Another expectation that I let go of was that everyone who lived on this island was happier than everyone else who wasn't living on an island. As I talked to locals, I learned that their life was anything but perfect. Their home was constantly being visited by people who would come and leave. Their home's nature was being torn down and slowing transformed into a tourist attraction. It was getting more and more expensive every day to live in Kauai.

This observation reminded me that no one has perfection in life. I thought that everyone who lived in Hawaii had such rich, beautiful, and perfect lives, yet they also had problems they had to face. I learned that being a human being means that there will be some aspects of life that aren't perfect, and that is OK. Because life can still be beautiful besides this.

Besides some of my unmet expectations of Hawaii, there were some beautiful experiences that exceeded my expectations.

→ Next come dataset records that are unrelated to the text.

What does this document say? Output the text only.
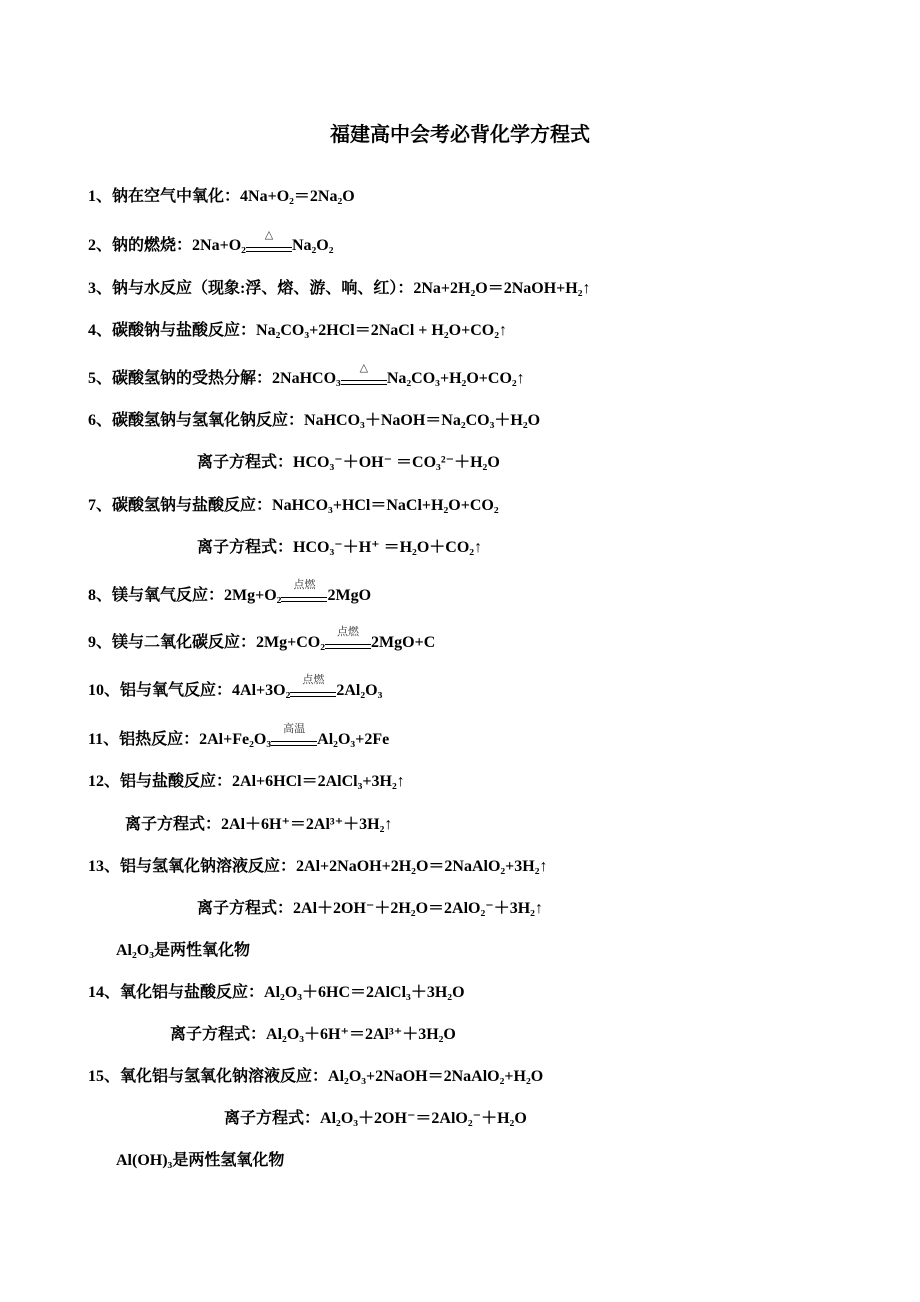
福建高中会考必背化学方程式
1、钠在空气中氧化：4Na+O₂＝2Na₂O
2、钠的燃烧：2Na+O₂
△
Na₂O₂
3、钠与水反应（现象:浮、熔、游、响、红）：2Na+2H₂O＝2NaOH+H₂↑
4、碳酸钠与盐酸反应：Na₂CO₃+2HCl＝2NaCl + H₂O+CO₂↑
5、碳酸氢钠的受热分解：2NaHCO₃
△
Na₂CO₃+H₂O+CO₂↑
6、碳酸氢钠与氢氧化钠反应：NaHCO₃＋NaOH＝Na₂CO₃＋H₂O
离子方程式：HCO₃⁻＋OH⁻ ＝CO₃²⁻＋H₂O
7、碳酸氢钠与盐酸反应：NaHCO₃+HCl＝NaCl+H₂O+CO₂
离子方程式：HCO₃⁻＋H⁺ ＝H₂O＋CO₂↑
8、镁与氧气反应：2Mg+O₂
点燃
2MgO
9、镁与二氧化碳反应：2Mg+CO₂
点燃
2MgO+C
10、铝与氧气反应：4Al+3O₂
点燃
2Al₂O₃
11、铝热反应：2Al+Fe₂O₃
高温
Al₂O₃+2Fe
12、铝与盐酸反应：2Al+6HCl＝2AlCl₃+3H₂↑
离子方程式：2Al＋6H⁺＝2Al³⁺＋3H₂↑
13、铝与氢氧化钠溶液反应：2Al+2NaOH+2H₂O＝2NaAlO₂+3H₂↑
离子方程式：2Al＋2OH⁻＋2H₂O＝2AlO₂⁻＋3H₂↑
Al₂O₃是两性氧化物
14、氧化铝与盐酸反应：Al₂O₃＋6HC＝2AlCl₃＋3H₂O
离子方程式：Al₂O₃＋6H⁺＝2Al³⁺＋3H₂O
15、氧化铝与氢氧化钠溶液反应：Al₂O₃+2NaOH＝2NaAlO₂+H₂O
离子方程式：Al₂O₃＋2OH⁻＝2AlO₂⁻＋H₂O
Al(OH)₃是两性氢氧化物
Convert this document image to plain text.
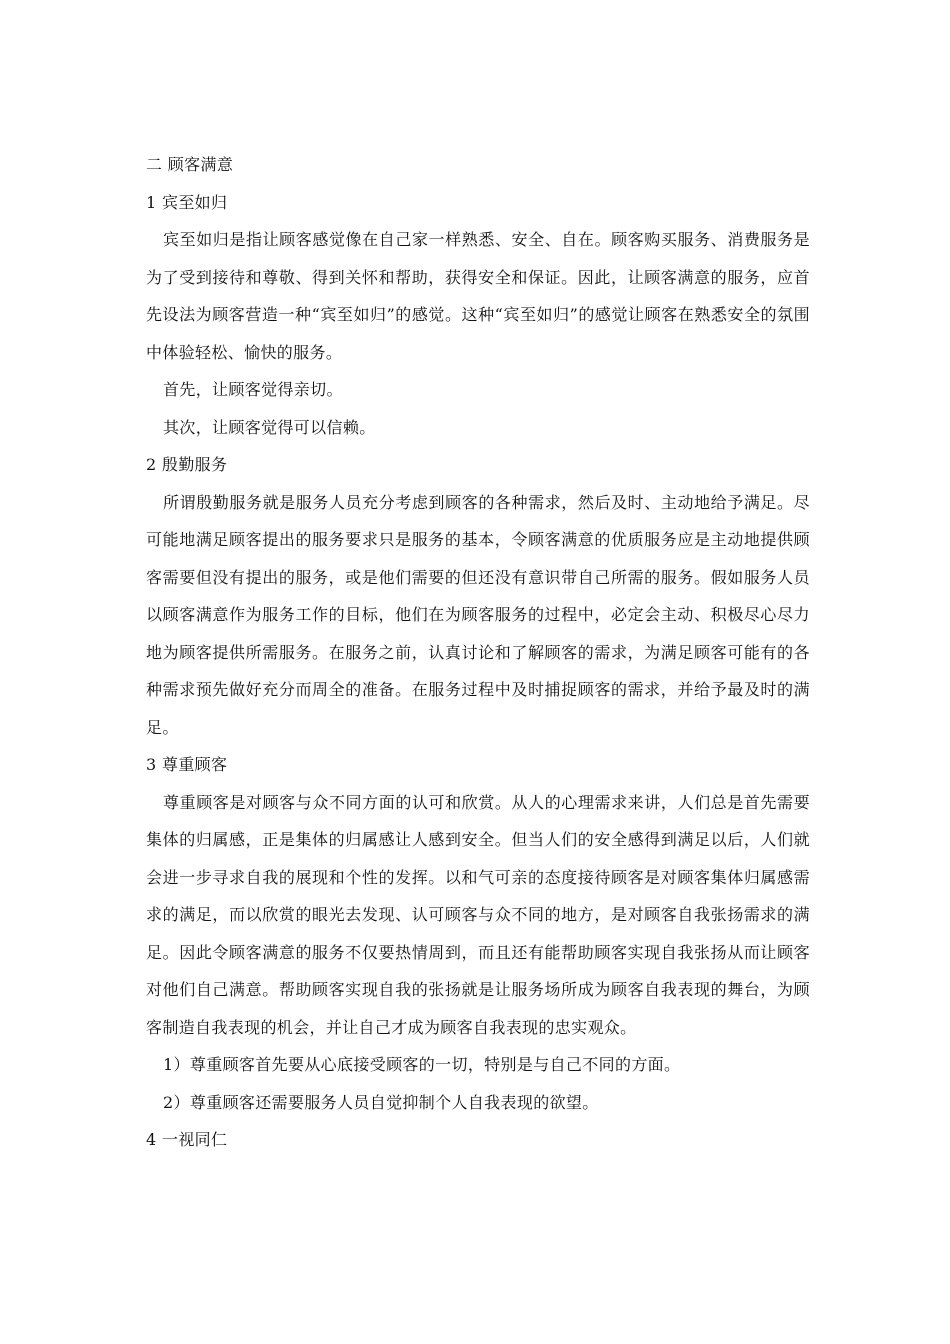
二 顾客满意

1 宾至如归

宾至如归是指让顾客感觉像在自己家一样熟悉、安全、自在。顾客购买服务、消费服务是为了受到接待和尊敬、得到关怀和帮助，获得安全和保证。因此，让顾客满意的服务，应首先设法为顾客营造一种“宾至如归”的感觉。这种“宾至如归”的感觉让顾客在熟悉安全的氛围中体验轻松、愉快的服务。

首先，让顾客觉得亲切。

其次，让顾客觉得可以信赖。

2 殷勤服务

所谓殷勤服务就是服务人员充分考虑到顾客的各种需求，然后及时、主动地给予满足。尽可能地满足顾客提出的服务要求只是服务的基本，令顾客满意的优质服务应是主动地提供顾客需要但没有提出的服务，或是他们需要的但还没有意识带自己所需的服务。假如服务人员以顾客满意作为服务工作的目标，他们在为顾客服务的过程中，必定会主动、积极尽心尽力地为顾客提供所需服务。在服务之前，认真讨论和了解顾客的需求，为满足顾客可能有的各种需求预先做好充分而周全的准备。在服务过程中及时捕捉顾客的需求，并给予最及时的满足。

3 尊重顾客

尊重顾客是对顾客与众不同方面的认可和欣赏。从人的心理需求来讲，人们总是首先需要集体的归属感，正是集体的归属感让人感到安全。但当人们的安全感得到满足以后，人们就会进一步寻求自我的展现和个性的发挥。以和气可亲的态度接待顾客是对顾客集体归属感需求的满足，而以欣赏的眼光去发现、认可顾客与众不同的地方，是对顾客自我张扬需求的满足。因此令顾客满意的服务不仅要热情周到，而且还有能帮助顾客实现自我张扬从而让顾客对他们自己满意。帮助顾客实现自我的张扬就是让服务场所成为顾客自我表现的舞台，为顾客制造自我表现的机会，并让自己才成为顾客自我表现的忠实观众。

1）尊重顾客首先要从心底接受顾客的一切，特别是与自己不同的方面。

2）尊重顾客还需要服务人员自觉抑制个人自我表现的欲望。

4 一视同仁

I spent a lot of time in nature, exploring the wilderness around me and feeling shivers of freedom within me. I swam towards a waterfall, kayaked in a river, ran through the ocean's waves, ate delicious food, and spent time with my family. All these beautiful experiences made me realize that I can enjoy life and make it more colorful by doing more things that bring me joy, even if I may not have access to a waterfall within 100 miles of me. Life is more than just going to school and doing homework.

So, when I returned home from Hawaii, I brought a piece of Hawaii with me: the energy I felt there. I learned that I didn't necessarily need to live on an island to feel free and happy on the inside. Those are qualities I can cultivate within me.